The factors controlling the stability and influencing the reaction outcome are covered under Alkene addition reactions (most and least substituted alkenes, which side of alkene reagent attacks, Markovnikov's and Anti-Markovnikov's rules, stability order of substituted alkenes).
Alkynes also undergo an addition reaction by this method.
b) Nucleophilic addition (heterolytic, two electron movement)
The nucleophilic addition reactions are primarily seen in molecules with a dipolar nature due to the nature of the attached atoms. In carbonyls, specifically in aldehydes (RCHO) and ketones (RCOR), the C=O bond is polarised. The electron density is more towards the Oxygen atom, so the carbon is electron deficient, creating electrophilic centres. Therefore, the carbon of the carbonyl attracts the electron-richness from the nucleophile and undergoes an addition reaction.
In the above example, HCN adds across the carbonyl double bond of the ketone ((CH3)2CO).
In addition to carbonyls, the imine (C=N) is also a polarised bond and undergoes an addition reaction to form amines (C-NH2).
c) Free radical addition (homolytic, one electron movement)
Free radical addition involves the addition between two radicals or a radical (formed from a precursor) and a non-radical, like alkene.
The addition reaction on the alkene proceeds through three steps- radical initiation, chain propagation, and termination. The first step is the formation of a radical from a precursor. In the second step, the weak bond of the alkene allows homolytic fission and addition across the double bond. The end step is also an addition that terminates the reaction by binding the reactive radical species into covalent bonds, therefore quenching them.

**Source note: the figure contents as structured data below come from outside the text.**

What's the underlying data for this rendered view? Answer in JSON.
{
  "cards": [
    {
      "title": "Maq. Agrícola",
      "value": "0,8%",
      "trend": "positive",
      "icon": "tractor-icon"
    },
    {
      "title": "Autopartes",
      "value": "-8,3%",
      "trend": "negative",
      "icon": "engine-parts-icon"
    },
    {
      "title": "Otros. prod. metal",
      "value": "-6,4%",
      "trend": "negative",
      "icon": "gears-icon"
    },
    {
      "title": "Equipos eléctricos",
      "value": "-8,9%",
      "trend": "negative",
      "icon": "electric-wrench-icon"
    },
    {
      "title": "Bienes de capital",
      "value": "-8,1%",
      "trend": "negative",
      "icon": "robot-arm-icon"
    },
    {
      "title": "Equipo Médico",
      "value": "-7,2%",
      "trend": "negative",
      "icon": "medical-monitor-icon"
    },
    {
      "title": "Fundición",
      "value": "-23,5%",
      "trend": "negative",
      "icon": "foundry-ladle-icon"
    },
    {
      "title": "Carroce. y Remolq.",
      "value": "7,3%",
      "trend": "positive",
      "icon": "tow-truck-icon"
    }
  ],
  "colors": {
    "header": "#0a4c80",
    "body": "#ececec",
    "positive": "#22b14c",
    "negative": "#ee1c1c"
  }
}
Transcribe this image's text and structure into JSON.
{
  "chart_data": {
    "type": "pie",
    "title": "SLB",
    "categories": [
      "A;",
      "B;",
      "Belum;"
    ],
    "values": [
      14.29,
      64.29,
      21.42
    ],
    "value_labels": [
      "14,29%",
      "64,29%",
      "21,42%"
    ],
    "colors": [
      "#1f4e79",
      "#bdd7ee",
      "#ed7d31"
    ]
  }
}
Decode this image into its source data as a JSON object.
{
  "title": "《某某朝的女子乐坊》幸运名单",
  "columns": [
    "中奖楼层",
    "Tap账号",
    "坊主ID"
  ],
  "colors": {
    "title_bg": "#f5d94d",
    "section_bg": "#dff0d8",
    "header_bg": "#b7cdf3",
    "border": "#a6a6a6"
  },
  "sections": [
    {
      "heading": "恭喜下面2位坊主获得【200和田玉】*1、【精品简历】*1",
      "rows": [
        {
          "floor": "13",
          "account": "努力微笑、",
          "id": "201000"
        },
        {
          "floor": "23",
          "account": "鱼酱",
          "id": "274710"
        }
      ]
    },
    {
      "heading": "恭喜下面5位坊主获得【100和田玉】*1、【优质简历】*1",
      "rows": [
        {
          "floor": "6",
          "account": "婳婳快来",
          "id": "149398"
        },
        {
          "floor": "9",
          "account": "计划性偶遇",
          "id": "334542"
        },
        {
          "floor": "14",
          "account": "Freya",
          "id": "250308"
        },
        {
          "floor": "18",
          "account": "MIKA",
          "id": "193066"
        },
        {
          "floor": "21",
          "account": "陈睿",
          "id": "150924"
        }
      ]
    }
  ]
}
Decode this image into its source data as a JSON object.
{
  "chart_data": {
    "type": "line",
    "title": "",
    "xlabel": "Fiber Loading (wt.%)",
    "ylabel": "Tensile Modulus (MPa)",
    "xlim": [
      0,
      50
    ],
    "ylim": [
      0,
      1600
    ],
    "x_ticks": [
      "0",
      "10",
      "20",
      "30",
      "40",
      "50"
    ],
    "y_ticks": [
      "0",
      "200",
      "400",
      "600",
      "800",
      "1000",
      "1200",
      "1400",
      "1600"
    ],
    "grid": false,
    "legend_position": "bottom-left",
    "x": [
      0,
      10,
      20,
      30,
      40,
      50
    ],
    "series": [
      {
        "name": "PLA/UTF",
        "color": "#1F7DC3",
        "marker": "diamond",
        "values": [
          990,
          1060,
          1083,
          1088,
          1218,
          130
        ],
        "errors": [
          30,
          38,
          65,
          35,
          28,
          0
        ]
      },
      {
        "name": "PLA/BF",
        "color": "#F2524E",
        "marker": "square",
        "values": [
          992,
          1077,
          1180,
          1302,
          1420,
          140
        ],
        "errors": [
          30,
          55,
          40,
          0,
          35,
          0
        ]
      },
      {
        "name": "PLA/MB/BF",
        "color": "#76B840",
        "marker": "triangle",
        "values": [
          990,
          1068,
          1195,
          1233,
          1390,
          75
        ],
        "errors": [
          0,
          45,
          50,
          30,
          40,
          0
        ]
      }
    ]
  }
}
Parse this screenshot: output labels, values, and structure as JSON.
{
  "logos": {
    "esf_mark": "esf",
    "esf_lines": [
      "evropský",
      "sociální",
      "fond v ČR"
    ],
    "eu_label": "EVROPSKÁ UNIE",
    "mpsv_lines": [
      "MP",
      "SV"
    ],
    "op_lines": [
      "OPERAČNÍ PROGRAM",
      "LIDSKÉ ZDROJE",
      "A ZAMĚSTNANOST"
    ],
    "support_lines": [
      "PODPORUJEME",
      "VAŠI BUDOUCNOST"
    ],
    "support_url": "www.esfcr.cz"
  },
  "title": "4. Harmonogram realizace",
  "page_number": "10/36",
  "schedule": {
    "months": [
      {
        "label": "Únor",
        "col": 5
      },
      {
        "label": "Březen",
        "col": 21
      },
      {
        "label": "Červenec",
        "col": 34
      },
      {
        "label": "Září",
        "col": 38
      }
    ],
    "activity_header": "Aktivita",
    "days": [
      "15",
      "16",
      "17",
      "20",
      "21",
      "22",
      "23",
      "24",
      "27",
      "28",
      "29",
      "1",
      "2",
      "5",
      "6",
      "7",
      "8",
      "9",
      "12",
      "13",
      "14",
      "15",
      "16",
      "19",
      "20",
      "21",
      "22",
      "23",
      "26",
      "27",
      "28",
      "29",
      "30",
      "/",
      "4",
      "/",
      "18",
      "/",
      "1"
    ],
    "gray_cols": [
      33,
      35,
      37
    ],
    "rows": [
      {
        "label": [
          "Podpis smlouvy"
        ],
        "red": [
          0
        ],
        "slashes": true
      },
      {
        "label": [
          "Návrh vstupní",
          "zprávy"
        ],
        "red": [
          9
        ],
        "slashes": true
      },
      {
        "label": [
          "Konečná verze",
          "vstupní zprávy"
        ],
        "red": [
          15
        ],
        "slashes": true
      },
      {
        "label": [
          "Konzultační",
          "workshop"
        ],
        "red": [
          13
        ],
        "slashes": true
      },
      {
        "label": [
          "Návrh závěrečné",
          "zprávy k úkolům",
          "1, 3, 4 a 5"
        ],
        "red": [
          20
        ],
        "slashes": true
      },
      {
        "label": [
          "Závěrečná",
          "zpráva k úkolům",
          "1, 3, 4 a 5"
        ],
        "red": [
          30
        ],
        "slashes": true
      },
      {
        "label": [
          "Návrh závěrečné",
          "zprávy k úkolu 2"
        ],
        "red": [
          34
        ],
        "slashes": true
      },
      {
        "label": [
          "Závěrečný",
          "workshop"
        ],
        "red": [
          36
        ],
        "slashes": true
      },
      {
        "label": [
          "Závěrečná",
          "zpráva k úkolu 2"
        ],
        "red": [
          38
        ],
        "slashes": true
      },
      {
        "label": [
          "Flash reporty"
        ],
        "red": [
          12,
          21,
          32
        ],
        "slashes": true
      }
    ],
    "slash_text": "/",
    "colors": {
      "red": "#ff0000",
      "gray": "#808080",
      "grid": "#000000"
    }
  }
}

Though the biggest benefit of the radical addition reaction is chain propagation, such radical reactions are not selective.
The free radical addition method forms most polymers like Teflon and PVC found plenty in everyday life.
d) Simultaneous addition (Pericyclic)
Two molecules add in a coordinated fashion where the bond-making and breaking occur in a single step without forming any ions or radicals as an intermediate.
The X-Y molecule breaks and adds to the AB molecule in one step without any prior cleavage.
In summary, the electrophilic and nucleophilic additions involve ionic intermediates and are polar addition reactions. The free radical and simultaneous addition are nonpolar addition reactions.